Investors remain cautious on the impact of a cap in production. January's production has been among all-time records for major producers such as Russia and Saudi Arabia. Therefore a simple freeze would in fact worsen the current glut. In fact, Adel al-Jubeir, Saudi Arabia's foreign minister, told AFP that "if other producers want to limit or agree to a freeze in terms of additional production that may have an impact on the market, but Saudi Arabia is not prepared to cut production. [...] The oil issue will be determined by supply and demand and by market forces. The Kingdom of Saudi Arabia will protect its market share and we have said so". This announcement caused oil price to drop by 3.5 %.
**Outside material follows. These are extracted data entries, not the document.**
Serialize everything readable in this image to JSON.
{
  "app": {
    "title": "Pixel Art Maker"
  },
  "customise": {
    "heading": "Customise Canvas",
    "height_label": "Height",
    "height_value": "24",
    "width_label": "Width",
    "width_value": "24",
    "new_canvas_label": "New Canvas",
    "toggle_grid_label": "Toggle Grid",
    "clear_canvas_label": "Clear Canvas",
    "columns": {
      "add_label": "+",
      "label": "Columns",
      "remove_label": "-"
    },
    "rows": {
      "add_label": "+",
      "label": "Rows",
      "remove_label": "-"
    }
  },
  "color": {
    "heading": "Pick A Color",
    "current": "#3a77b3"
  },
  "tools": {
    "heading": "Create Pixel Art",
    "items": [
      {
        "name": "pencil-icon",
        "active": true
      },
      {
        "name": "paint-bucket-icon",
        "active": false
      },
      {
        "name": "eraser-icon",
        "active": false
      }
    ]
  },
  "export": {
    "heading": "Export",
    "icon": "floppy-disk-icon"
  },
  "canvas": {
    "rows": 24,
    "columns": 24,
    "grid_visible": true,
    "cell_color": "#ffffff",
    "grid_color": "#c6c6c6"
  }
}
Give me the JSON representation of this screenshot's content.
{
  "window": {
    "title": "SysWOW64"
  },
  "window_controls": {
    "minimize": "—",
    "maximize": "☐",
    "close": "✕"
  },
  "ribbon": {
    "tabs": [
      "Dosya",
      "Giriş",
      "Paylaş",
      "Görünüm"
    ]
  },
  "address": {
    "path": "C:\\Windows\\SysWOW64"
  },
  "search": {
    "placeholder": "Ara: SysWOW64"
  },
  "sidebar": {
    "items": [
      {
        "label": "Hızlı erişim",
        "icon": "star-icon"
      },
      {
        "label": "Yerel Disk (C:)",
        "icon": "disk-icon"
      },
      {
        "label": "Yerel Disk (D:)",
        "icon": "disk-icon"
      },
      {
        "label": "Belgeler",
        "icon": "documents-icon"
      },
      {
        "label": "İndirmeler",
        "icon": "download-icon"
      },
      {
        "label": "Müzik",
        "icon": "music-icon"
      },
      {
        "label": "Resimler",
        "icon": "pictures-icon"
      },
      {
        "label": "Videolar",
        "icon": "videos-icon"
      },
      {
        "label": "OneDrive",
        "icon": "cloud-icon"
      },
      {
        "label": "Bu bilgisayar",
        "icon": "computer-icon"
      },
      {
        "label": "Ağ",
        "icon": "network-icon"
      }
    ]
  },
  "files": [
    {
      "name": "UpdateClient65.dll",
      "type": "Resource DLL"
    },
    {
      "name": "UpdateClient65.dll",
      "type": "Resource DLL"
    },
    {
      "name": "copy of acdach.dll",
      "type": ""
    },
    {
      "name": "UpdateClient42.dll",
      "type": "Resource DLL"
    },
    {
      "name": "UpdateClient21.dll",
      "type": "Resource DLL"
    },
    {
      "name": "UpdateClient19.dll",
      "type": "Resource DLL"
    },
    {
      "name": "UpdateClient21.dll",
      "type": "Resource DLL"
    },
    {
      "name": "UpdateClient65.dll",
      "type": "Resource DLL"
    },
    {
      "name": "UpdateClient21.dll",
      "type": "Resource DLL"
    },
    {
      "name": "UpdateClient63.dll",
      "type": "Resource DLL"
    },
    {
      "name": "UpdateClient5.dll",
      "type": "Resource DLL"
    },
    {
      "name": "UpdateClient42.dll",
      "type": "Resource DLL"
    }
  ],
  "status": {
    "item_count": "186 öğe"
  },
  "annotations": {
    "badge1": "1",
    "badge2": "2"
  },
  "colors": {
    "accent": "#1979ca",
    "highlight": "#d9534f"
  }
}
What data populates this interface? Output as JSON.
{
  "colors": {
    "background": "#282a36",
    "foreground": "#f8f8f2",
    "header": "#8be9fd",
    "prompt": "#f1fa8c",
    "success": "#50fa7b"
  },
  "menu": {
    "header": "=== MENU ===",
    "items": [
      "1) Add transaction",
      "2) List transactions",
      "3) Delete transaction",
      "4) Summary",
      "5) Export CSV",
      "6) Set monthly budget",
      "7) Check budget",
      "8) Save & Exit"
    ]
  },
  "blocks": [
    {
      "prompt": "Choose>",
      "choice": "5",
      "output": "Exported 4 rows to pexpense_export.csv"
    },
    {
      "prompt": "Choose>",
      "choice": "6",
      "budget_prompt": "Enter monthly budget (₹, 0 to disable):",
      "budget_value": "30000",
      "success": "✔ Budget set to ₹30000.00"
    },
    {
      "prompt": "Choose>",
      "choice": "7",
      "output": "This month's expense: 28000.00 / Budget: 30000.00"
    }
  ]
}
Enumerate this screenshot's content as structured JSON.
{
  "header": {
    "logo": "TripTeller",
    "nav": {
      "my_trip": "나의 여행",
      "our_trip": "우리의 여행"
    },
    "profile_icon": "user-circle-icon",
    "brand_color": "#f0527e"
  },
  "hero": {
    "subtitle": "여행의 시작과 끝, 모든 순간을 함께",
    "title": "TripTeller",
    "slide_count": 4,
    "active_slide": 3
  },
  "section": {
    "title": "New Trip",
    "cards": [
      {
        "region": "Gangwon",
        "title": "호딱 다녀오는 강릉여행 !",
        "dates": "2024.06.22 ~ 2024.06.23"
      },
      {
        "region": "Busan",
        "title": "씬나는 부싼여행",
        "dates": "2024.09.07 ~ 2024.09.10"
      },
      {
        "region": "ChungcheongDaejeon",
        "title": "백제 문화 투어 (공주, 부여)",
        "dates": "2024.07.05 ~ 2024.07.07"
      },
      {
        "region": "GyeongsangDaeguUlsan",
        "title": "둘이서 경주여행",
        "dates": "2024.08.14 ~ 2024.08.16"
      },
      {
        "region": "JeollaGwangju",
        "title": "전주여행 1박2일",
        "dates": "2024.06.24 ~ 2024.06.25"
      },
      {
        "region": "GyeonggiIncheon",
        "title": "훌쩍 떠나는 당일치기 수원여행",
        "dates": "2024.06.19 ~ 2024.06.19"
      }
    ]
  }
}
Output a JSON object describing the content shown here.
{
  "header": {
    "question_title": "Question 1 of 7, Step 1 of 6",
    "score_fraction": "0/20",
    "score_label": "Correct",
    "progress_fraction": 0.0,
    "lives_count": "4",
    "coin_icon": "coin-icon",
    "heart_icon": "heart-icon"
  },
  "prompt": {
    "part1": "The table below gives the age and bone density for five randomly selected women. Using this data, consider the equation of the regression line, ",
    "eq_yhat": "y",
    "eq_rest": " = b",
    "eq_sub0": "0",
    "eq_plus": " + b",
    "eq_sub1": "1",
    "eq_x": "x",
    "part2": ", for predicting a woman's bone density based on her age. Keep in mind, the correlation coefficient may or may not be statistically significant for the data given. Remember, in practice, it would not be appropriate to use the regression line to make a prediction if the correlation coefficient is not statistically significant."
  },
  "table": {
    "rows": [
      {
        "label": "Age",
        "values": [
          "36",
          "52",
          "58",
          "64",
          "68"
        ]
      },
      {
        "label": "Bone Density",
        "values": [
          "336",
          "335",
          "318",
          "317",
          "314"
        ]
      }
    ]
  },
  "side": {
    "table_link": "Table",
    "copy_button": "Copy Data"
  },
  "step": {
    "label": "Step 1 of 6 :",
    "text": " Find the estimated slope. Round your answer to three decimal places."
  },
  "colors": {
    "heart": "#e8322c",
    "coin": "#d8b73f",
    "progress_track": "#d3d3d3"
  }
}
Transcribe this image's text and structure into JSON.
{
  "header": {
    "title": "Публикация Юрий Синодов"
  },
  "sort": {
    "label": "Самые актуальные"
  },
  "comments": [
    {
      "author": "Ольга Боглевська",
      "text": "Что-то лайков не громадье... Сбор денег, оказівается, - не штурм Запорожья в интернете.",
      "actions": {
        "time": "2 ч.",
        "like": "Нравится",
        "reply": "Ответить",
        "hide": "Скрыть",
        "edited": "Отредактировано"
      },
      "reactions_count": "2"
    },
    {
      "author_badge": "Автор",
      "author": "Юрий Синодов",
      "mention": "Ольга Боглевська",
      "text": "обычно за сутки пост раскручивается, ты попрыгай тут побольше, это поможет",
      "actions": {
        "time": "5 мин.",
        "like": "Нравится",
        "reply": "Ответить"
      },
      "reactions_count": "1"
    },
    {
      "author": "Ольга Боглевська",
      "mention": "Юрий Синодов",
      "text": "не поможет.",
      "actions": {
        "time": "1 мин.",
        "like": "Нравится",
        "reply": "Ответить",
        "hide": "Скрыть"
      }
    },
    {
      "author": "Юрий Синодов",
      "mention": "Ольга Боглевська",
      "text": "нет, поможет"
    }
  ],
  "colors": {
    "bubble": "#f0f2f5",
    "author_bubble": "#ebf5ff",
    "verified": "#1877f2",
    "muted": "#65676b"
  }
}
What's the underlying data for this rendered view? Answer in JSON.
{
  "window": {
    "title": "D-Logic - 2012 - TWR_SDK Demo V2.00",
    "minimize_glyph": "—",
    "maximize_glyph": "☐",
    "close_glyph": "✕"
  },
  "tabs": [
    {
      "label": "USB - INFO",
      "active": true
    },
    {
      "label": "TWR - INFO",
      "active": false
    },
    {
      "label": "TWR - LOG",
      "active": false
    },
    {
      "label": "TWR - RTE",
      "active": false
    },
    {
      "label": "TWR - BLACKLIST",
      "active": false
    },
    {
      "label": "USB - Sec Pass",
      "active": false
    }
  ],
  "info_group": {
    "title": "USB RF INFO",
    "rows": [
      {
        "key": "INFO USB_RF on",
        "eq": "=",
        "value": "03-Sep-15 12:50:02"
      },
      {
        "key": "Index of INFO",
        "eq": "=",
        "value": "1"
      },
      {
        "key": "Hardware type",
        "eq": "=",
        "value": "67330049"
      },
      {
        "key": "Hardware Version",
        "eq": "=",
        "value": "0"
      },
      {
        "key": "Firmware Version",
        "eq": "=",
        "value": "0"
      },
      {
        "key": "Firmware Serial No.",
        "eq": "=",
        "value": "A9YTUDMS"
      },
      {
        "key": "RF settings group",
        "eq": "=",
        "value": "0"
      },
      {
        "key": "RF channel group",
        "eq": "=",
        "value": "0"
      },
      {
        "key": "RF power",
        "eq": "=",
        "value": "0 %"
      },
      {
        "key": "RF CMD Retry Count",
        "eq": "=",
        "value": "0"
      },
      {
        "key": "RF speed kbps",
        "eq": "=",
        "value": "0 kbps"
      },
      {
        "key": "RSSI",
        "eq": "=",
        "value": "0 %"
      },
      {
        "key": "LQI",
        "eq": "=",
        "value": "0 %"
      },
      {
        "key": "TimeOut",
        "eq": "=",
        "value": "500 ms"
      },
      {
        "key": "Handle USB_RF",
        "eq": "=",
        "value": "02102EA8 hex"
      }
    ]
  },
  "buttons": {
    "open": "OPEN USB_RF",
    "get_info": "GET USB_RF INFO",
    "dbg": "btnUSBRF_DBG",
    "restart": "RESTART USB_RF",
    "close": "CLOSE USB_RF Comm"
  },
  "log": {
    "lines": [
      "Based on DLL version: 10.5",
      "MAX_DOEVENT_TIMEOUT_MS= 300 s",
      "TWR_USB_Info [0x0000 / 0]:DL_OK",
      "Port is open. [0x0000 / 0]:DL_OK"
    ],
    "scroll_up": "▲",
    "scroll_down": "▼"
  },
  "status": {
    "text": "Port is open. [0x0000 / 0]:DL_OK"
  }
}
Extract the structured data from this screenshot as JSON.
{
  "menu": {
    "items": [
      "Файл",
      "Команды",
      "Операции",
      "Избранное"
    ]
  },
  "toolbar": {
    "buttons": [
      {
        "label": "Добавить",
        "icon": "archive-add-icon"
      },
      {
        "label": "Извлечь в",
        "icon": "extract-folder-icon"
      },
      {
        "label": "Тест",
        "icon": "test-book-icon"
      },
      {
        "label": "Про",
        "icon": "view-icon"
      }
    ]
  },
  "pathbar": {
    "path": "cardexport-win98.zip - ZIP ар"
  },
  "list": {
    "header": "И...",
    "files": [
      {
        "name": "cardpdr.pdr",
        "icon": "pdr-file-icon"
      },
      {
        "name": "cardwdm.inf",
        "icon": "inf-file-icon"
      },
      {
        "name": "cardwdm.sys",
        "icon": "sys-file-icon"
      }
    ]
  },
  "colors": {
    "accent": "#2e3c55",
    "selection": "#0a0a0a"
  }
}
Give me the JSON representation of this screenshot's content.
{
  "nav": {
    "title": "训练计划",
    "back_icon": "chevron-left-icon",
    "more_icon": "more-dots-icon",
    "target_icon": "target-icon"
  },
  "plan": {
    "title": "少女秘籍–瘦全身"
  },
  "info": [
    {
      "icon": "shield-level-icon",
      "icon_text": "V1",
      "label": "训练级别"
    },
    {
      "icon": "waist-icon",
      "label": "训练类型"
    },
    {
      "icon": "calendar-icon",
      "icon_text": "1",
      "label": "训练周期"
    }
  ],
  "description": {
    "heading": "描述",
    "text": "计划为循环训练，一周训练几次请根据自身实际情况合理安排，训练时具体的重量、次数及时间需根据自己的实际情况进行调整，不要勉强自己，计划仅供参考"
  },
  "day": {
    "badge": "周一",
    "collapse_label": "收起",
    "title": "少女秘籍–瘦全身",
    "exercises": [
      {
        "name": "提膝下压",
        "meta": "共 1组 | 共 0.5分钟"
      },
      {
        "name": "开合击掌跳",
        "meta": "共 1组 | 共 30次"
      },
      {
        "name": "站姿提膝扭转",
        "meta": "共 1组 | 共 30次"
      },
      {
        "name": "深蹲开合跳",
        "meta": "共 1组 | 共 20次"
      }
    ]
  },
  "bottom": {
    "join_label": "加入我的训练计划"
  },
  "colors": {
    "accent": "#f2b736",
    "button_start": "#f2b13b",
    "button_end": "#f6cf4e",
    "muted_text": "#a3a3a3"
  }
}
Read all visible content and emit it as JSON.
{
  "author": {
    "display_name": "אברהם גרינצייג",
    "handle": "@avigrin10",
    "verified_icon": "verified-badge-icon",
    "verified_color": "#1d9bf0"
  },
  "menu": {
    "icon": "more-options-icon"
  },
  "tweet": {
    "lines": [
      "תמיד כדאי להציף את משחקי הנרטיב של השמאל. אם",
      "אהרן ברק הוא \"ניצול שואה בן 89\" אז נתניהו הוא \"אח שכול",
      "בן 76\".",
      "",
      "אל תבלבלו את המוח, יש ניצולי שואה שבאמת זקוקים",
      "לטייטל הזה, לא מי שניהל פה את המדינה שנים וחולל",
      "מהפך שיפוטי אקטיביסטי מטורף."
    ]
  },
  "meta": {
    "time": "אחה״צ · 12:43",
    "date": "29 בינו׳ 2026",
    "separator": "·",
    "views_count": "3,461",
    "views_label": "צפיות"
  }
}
Helima Croft at RBC told the Telegraph that “Saudi Arabia has strategically placed the ball back in the court of their regional rival, Iran, and by extension, Iraq”. He also said that the production freeze between the four nations is largely symbolic as they will struggle to maintain current production levels anyhow. Tony Nunan, the oil risk manager at Japan's Mitsubishi Corp in Tokyo told The Week that "Everything is pointing to the end of this year [before there is an agreement] when Iran gets to 4 million barrels per day. By that time, the pain will be so great everybody will come to the table [to agree output caps]. Production cuts also require countries to actually implement what was agreed upon. For instance, Russia has previously been accused of not backsliding on the commitments to freeze production, and defended itself by saying that the government had little control on private oil companies that operate on its territory.
Later this week on Thursday, the oil price lost 4 % as U.S. government data showed that national crude stockpiles rose by 2.1 million barrels to reach a record 504.1 million. This is the third week of record high in the past month, and overshadows the production freeze proposed by rival producers. Nevertheless, Bank of America Merrill Lynch and well as U.S. shale producers believe that oil could rise to $47 a barrel by the summer. This forecast partly relies on the assumption that the output freeze will in fact be implemented.